There are minor variations of those four lines in circulation. They are the wittiest and best-loved summing-up in verse of the British tradition of journalism – at its best, still the world’s finest, in our opinion, which might have been influenced by sprinkling with  baptismal water in this branch of the craft. Long before then, the poem was on a page of a school poetry textbook to which some of us, at post-Gutenberg, often turned for relief from galumphing deconstructions of poems unfortunate enough to have been put on the syllabus.

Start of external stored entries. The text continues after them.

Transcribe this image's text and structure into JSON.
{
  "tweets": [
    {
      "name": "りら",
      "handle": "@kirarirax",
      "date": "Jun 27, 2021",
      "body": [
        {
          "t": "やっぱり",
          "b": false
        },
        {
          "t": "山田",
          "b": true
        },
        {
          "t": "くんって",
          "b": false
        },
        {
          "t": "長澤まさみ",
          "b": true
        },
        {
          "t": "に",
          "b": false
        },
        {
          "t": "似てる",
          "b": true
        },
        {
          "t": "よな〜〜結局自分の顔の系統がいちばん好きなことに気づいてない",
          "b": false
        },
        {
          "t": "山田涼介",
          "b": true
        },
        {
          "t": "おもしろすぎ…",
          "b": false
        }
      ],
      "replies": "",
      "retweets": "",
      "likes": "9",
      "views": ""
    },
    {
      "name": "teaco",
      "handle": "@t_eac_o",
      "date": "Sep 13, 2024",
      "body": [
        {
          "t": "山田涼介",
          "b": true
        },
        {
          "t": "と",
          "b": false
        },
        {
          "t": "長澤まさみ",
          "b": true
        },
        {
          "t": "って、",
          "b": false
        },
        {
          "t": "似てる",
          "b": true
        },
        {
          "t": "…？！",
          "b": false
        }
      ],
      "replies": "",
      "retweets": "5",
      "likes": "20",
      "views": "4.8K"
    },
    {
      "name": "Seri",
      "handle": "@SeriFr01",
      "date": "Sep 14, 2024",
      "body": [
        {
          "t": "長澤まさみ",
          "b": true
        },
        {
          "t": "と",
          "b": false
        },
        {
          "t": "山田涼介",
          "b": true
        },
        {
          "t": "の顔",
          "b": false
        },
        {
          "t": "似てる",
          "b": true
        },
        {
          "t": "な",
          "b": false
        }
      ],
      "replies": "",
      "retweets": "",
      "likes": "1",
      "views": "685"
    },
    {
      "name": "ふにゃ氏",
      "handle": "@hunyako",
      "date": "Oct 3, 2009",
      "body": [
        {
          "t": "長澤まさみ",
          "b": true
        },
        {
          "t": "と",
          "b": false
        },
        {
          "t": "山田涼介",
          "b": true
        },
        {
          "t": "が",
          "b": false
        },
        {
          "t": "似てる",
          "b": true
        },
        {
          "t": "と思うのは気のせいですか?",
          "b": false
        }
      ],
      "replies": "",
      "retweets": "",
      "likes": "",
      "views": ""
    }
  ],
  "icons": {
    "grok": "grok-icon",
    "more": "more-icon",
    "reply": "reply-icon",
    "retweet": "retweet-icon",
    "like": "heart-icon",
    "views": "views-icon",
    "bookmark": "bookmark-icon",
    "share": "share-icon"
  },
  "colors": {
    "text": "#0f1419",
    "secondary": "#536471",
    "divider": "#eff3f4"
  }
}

Will Robert Redford find a way to include Humbert Wolfe’s 1920s quatrain in his script — if there is any substance in the speculation about him giving Leveson and the phone hacking scandal the Hollywood treatment? A Redford film about the Inquiry — showing us what an outsider makes of the Icelandic saga it has become — could be a treat. A clip from a BBC interview with the actor-director in April is irresistible. His tone becomes wondering, almost awed, answering a question about his impressions on a first visit to London for 30 years:

I come here and I watch the Leveson Inquiry. And whatever’s going on — I’m sure there’s some savage stuff going on — but it’s done in such a dignified, calm, graceful way that I think, gee! this is really fascinating. Somebody’s killing somebody, here, but you’d never know it.

Italian-born Humbert Wolfe
wrote the most famous poem
about British journalism.
Photograph: National Portrait Gallery

The poet Humbert Wolfe also had a stranger’s acute powers of observation. He was born in Milan. His mother started life as Consuela Terraccini. His pen strokes captured the journalism and journalists of his adopted country while he worked at a day job in its civil service.

But even if one of Redford’s most famous roles was in All the President’s Men (1976) — playing the Woodward half of Watergate’s heroic ‘Woodstein’ partnership at The Washington Post — it is not the British press but the lawyers and gracious conventions of British law in action that captivated him. At a press conference on the same trip, a reporter asked if he was watching the proceedings and ‘hoping for the return of proper investigative journalism’ – following his complaints elsewhere about the increasing ‘triviality of media’. He replied:

I’ve been very impressed with the dignity and elegance with which the process has gone forward. People take their time speaking. And in my country, things have become so accelerated and … so hyped up. … It’s sad for me to see because it blurs this more important part, which is, where are we going to find the truth? The democratisation of the internet has actually made truth harder to find — along with its positives.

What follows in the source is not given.